9 thoughts on “Monday Open Thread

  1. Ask and you shal receive: KW was asking recently what CryptoCurrency was good for.

    One of the (many) odd things about cryptocurrency is that it has somehow managed to maintain an image as something futuristic when it’s actually ancient in tech years: Bitcoin, the original cryptocurrency, which still accounts for more than half of the total crypto market cap, is 15 years old. Over this entire period, monetary economists and banking veterans have asked, what’s this for? What legitimate use cases are there for cryptocurrency that can’t be served more easily without the blockchain rigamarole?

    I’ve been in many meetings where this question has been raised, and have never heard a coherent answer. In fact, crypto has made essentially no inroads on conventional money’s role as a means of payment — which is why crypto guys are so angry about being debanked: you can’t do business without an account at one of those banks Bitcoin was supposed to replace. Even the crypto industry’s own employees won’t accept payment in crypto, which is why the failure of Silicon Valley Bank, where they deposited funds for payroll, was an existential crisis demanding, yes, a government bailout.

    One answer you sometimes hear, especially from financial executives who want to say something positive about crypto, is that Bitcoin in particular may be turning into the digital equivalent of gold. After all, gold doesn’t really function as money — try buying a car with gold bars — and its industrial and dental uses, while real, don’t remotely justify its value. It’s just an asset that people consider valuable because others consider it valuable, and it has maintained that status even though gold coins went out of use as a means of payment generations ago.

    But there’s a third possible explanation of crypto’s rise. Maybe asking “what are the legitimate use cases for this stuff” is the wrong question. What about the illegitimate uses, ranging from tax evasion to blackmail to money laundering? Maybe crypto isn’t digital gold, but digital Benjamins — the $100 bills that play a huge role in illegal activity around the world.

    The old adage says that crime doesn’t pay, but of course it does in many cases. And it needs a means of payment, preferably one that isn’t too easily tracked by law enforcement. Traditionally, and to a large extent even today, that has mostly meant large-denomination banknotes.

    1. Thanks for the elucidation, parkhill. It confirms my instinct that "crypto" is mostly a means for the moneyed interests to seize and maintain economic control. Gold can't really be manipulated. It's a metal. Cryptocurrency, on the other hand, is ripe for manipulation.

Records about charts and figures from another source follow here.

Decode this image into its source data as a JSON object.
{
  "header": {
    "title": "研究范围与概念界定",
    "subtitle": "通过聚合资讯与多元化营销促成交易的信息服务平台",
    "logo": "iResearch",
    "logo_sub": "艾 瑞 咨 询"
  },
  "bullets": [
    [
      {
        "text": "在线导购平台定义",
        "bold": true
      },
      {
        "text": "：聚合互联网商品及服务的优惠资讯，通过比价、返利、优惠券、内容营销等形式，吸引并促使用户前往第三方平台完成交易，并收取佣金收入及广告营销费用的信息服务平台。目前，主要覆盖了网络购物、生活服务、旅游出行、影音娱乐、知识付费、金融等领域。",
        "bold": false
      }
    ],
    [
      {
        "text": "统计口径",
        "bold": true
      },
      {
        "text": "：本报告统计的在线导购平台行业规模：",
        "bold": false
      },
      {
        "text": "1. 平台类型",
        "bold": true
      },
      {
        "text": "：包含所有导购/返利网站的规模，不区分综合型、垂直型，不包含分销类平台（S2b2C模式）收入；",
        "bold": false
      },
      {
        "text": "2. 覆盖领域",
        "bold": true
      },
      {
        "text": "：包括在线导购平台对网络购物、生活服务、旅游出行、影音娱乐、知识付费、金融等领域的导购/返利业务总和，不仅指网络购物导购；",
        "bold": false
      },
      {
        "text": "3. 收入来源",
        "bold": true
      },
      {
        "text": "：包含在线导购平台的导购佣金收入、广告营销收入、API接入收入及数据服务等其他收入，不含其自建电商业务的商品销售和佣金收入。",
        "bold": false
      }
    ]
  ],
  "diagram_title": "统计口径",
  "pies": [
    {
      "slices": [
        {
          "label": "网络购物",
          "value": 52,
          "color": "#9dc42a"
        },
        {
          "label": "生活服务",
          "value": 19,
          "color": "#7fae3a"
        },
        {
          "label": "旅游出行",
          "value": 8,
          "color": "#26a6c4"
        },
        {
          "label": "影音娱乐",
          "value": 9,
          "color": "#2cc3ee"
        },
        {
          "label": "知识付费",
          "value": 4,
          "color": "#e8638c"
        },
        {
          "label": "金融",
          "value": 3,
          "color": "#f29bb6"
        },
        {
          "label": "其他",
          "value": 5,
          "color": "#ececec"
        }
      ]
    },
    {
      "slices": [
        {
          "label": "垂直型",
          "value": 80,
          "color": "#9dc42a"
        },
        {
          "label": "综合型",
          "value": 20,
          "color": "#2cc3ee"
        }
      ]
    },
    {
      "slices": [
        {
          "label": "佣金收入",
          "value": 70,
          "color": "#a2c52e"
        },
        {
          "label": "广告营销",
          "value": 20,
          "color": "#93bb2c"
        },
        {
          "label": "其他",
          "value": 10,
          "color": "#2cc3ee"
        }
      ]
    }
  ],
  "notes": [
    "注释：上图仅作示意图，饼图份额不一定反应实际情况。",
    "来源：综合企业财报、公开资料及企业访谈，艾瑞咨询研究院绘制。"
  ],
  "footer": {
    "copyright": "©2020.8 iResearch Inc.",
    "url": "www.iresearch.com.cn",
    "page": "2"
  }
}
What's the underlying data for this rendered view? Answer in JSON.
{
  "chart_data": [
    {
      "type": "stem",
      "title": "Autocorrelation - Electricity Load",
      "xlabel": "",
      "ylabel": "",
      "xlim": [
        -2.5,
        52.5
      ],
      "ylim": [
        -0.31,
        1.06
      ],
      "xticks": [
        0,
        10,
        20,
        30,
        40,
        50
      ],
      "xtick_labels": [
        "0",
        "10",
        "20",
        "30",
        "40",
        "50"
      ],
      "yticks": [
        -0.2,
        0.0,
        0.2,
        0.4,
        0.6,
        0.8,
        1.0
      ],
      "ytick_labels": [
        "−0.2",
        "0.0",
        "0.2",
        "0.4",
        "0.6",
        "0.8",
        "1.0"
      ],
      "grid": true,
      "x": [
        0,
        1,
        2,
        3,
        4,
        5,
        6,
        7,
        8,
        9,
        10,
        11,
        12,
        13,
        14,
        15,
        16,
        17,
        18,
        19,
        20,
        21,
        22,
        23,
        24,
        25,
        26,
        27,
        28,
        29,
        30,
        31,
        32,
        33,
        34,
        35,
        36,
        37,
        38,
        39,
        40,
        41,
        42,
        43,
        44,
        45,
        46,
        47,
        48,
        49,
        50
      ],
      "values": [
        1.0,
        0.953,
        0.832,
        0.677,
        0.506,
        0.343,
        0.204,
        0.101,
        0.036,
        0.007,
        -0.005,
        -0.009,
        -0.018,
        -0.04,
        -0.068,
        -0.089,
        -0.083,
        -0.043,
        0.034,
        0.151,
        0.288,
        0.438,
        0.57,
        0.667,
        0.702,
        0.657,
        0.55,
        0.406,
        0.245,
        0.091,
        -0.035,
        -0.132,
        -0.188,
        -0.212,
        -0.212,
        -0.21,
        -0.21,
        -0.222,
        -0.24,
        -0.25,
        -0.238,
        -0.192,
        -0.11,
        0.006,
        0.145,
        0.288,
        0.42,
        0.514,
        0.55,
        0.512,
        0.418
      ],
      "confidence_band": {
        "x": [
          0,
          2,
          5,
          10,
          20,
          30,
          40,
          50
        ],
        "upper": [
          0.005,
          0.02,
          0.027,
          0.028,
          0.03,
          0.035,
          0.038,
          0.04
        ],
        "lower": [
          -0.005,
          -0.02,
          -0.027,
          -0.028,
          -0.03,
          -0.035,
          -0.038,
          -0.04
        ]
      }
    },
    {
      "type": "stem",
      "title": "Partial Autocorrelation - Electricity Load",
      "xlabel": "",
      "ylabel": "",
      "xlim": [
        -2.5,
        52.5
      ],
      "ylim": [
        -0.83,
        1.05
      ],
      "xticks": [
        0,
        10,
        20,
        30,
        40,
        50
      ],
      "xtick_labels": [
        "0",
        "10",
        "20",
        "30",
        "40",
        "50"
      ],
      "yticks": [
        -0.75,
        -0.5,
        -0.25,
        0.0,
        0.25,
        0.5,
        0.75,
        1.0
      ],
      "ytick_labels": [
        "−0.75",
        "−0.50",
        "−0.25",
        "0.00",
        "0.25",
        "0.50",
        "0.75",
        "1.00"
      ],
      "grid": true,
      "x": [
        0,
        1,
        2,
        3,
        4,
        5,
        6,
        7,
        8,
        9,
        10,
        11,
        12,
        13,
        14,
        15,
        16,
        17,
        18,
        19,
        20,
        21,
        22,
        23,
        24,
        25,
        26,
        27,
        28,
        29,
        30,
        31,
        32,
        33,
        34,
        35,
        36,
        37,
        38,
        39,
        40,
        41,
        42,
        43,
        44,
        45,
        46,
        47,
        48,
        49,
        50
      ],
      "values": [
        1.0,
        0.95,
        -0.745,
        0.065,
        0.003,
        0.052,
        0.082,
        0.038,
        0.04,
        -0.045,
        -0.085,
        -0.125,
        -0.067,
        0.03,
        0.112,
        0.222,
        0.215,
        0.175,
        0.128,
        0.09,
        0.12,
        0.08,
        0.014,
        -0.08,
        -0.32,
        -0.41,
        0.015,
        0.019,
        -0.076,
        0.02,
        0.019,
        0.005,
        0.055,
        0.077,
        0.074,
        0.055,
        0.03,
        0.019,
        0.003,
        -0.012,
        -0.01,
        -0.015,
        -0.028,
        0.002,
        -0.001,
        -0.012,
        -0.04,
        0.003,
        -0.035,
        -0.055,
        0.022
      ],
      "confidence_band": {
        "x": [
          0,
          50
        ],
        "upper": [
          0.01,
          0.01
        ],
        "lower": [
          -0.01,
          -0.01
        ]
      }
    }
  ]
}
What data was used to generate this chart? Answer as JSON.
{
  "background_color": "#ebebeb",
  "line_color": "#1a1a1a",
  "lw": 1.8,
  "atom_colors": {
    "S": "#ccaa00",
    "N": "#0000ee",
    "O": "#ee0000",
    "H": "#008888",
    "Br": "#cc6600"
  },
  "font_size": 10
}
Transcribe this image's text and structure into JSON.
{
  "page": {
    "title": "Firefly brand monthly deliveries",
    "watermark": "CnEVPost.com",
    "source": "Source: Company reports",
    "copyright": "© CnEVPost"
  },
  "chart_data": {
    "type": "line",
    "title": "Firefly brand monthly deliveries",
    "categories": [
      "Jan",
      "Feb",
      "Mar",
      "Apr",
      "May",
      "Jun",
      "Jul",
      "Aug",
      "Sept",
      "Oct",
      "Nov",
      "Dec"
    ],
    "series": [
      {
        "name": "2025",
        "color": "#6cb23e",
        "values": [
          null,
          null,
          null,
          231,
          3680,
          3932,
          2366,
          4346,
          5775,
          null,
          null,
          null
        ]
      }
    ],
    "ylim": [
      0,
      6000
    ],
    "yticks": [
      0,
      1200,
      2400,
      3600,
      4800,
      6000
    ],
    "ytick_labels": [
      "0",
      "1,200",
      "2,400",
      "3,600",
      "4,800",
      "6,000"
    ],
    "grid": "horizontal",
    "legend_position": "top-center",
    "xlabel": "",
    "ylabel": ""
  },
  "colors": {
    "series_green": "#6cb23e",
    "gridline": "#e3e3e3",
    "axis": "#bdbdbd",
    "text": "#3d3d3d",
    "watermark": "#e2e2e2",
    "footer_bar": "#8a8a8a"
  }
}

      The huge environmental costs of these crypto mining data centers are another reason to be warty.

  2. The Bulwark has an article worth thinking about:

    Open-Government Nonprofits Are Dying Off Just When They’re Needed Most

    According to OpenSecrets, outside spending on federal elections hit $4.5 billion for the 2024 federal elections, with $1 billion from dark money groups like nonprofits that do not disclose their donors. At the peak fifteen years ago, open government nonprofits were collectively funded at $10–30 million. I suspect current funding of this work combined is at a tenth that level, and falling.

    As this trend continues, in short order there will no longer be a network of organizations doing open government work and few organizations with the ability to do any serious work. The collective knowledge and expertise painstakingly built up since the passage of the Freedom of Information Act in the 1960s will evaporate, and what remains will be partisan-aligned organizations that use arguments around transparency as a political cudgel instead of as a vital tool for democracy building.

      1. Griswold is dead in the water, unless she can produce a Nixon style comback like he did in 1968. Password-Gate took care of her. Since I doubt a decent Republican candidate would surface, I would go with Salazar and Weiser in that order. I like Neguse, but he's got a big future in Congress if he stays.